While this makes sense, it’s not usually the best branding strategy. The best branding strategy should be to use the company name as the brand name. The Coca-Cola company produces the Coca-Cola brand. Neat, simple, straightforward, easy to understand.
Management is company-oriented and customers are brand-oriented.
The view from the inside is totally different than the view from the outside. Managers must constantly remind themselves that customers care only about brands, not about companies.
The brand isn’t just the name the manufacturer puts on the package. It’s the product itself. To a customer, Coca-Cola is, a dark, sweet, reddish-brown liquid. The brand name is the word customers use to describe that liquid. What’s inside the bottle is the most important aspect of the branding process. Coca-Cola is branding the liquid itself.
It’s not a cola made by the Coca-Cola Company. The cola itself is Coca-Cola, the real thing. This distinction is at the heart of an effective branding strategy.
Most issues involving company names versus brand names can be solved by asking yourself two questions:
1.) What is the name of the brand?
2.) What is the name of the stuff inside the packaging?
Both names had better be the same or you have big problems.
As a general rule, you want a brand name to be as short and as memorable as possible. (Short names greatly improve your word-of-mouth possibilities.) When customers feel they have to use both your company name and your brand name together, you usually have a branding problem.
As far as the customer is concerned, the easiest, simplest way is the Proctor& Gamble way. Use just the brand name boldly on the package and relegate the “Procter & Gamble Company” to tiny type at the bottom.
For many brands one answer is to put the company name in small type above the brand name. Customers who are strongly motivated to use only the brand name will hardly notice the company name.
The brand name should dominate the company name.
The brand itself should be the focus of your attention. If you have to use the company name, use it. But do so in a decidedly secondary way.
Chapter 14 – The Law of Subbrands
What branding builds, subbranding can destroy.
Holiday Inn wanted to get into the upscale hotel segment.
Cadillac wanted to introduce a smaller car.
Waterford wanted to market a less expensive line.
Donna Karen wanted to market less costly and more casual clothes.
What to do? Invent a subbrand. So we have Holiday Inn Crowne Plaza, Cadillac Catera, Marquis by Waterford and DKNY. We can use our well-known core brand at the same time as we launch secondary or subbrands to move into new territory.
Why would a customer expect Holiday Inn to have an upscale hotel? Why spend all that money and still stay as a Holiday Inn! The thinking is, If I am forking out the big bucks, I want to stay with a top hotel brand.
Subbranding is an inside-out branding strategy that tries to push the core brand into new directions. It captures management’s attention because of what it promises, not necessarily because of what it delivers.

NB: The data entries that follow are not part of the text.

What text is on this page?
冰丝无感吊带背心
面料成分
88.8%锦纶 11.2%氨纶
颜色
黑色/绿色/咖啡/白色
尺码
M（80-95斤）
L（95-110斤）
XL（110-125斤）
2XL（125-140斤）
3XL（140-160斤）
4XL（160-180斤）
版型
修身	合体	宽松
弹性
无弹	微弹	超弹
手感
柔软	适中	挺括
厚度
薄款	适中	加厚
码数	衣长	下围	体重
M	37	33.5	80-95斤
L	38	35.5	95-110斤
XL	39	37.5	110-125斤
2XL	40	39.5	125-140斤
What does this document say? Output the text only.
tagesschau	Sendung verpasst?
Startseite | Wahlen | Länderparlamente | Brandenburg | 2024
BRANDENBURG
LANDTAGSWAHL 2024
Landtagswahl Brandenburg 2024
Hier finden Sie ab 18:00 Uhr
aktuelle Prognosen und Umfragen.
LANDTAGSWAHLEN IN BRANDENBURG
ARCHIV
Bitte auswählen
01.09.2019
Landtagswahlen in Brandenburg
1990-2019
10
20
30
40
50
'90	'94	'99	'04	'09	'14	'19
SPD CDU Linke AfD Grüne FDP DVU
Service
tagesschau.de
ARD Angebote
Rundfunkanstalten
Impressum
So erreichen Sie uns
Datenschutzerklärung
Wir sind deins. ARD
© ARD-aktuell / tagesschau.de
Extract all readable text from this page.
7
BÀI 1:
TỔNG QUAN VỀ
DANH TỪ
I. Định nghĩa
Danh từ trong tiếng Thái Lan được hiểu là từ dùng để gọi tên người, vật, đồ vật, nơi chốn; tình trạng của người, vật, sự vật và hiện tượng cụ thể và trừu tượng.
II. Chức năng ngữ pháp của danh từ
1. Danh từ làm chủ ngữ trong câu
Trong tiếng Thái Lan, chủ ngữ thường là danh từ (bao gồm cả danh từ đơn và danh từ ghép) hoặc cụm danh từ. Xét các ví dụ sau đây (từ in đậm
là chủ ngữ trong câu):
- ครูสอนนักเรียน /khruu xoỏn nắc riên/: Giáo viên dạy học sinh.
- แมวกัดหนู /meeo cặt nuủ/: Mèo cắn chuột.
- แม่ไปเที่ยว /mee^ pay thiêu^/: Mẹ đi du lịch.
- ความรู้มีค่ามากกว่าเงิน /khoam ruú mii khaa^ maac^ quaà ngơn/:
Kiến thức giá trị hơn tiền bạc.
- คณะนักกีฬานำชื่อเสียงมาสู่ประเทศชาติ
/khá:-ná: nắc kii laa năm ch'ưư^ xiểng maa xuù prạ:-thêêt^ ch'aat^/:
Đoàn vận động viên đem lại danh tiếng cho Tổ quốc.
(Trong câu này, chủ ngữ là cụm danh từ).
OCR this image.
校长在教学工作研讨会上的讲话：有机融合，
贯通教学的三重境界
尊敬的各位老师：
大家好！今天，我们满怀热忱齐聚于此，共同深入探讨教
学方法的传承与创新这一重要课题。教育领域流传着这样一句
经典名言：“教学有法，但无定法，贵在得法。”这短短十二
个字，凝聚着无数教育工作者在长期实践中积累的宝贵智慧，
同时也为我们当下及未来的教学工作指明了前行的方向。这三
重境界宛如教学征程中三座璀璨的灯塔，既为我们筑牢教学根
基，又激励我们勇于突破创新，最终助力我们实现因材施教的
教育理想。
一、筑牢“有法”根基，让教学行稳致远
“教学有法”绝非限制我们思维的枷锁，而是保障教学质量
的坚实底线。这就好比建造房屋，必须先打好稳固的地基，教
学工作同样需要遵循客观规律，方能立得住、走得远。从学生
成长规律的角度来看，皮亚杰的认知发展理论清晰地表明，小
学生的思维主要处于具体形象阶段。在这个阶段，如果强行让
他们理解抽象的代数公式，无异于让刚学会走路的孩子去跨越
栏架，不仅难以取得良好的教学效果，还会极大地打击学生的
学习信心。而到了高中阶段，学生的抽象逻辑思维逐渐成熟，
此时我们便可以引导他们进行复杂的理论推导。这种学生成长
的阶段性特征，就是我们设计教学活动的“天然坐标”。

Marketers are rethinking the concept of subbranding and calling it the masterbrand or megabrand strategy. “Dodge is not our brand. Our brands are: Avenger, Intrepid, Neon Stealth, Stratus and Viper.” What’s a Dodge then? “A Dodge is a megabrand.”
When you feel the need to create subbrands, you are chasing the market, you are not building the brand.
The essence of a brand is some idea or attribute or market segment you can own in the mind. Subbranding is a concept that takes the brand in exactly the opposite direction. Subbranding destroys what branding builds.
Subbreanding, masterbranding, megabranding are NOT customer-driven concepts. They have no meaning in the minds of most consumers.
Think simple. Think like a customer and your brand will become more successful.